Por todo lo expuesto anteriormente, creemos en la importancia de votar en estas elecciones pero no tenemos ninguna expectativa de que el voto en sí puede cambiar lo que necesitamos cambiar. No confiamos ni en Podemos ni en nadie.  Votar con la ilusión de que sólo con el voto combatimos todas las injusticias de la sociedad es de ilusos. Tras las elecciones solo hay una cosa segura sea cual sea el resultado: el control de nuestra economía lo seguirá teniendo la Troika y seguirán siendo necesarias, gane quien gane, las luchas en las calles. Y por ello la izquierda -todo tipo de izquierda- se va a medir no por lo que dice, ni por lo que escribe en sus programas.
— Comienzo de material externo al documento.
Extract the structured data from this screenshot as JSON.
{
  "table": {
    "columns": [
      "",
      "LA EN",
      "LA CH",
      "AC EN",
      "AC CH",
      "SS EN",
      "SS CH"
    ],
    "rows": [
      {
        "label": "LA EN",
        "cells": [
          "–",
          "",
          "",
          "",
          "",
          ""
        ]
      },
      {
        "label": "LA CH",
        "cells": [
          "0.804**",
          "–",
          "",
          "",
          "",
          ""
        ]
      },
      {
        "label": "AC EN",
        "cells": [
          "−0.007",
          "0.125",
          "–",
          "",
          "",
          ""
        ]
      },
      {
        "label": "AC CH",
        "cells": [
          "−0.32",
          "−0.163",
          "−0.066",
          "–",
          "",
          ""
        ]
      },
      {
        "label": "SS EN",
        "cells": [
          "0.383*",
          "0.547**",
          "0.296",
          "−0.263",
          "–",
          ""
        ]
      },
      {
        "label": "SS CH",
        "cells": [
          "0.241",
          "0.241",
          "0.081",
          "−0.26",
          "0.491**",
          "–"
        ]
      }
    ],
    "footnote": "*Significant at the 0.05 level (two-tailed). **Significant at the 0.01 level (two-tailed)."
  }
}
Ya tenemos la experiencia de décadas de programas de todos los partidos, incluido IU, repletos de medidas que se olvidan muy rápido después de las elecciones. La izquierda se mide y se va a medir en base al esfuerzo que hace antes y que haga después de las elecciones para organizar en los centros de trabajo, para apoyar las resistencias en las calles y en los barrios, en los movimientos contra la austeridad, contra la guerra y contra el racismo, movimientos  que necesitaremos mas aún en lo que tenemos por delante. Y hasta ahora han dejado claro con su forma de actuar que no están por la labor de luchar por construir estos movimientos.


Por ello, al mismo tiempo que en estas elecciones escogeremos la papeleta de Podemos, como la mejor manera de debilitar a los partidos de la austeridad, construimos la alternativa real. El Colectivo Acción Anticapitalista participa en la iniciativa “No hay tiempo que perder” que, después de un buen comienzo en Málaga, continuará sus pasos con un nuevo encuentro en Madrid a principios del próximo año. Necesitamos urgentemente una izquierda que no funcione en base a votos y encuestas, sino en base a las necesidades y las posibilidades que conlleva la movilización popular. Una izquierda que diga claramente que no hay alternativas parlamentarias, que el único camino es la revolución. Únete con nosotros en esta lucha.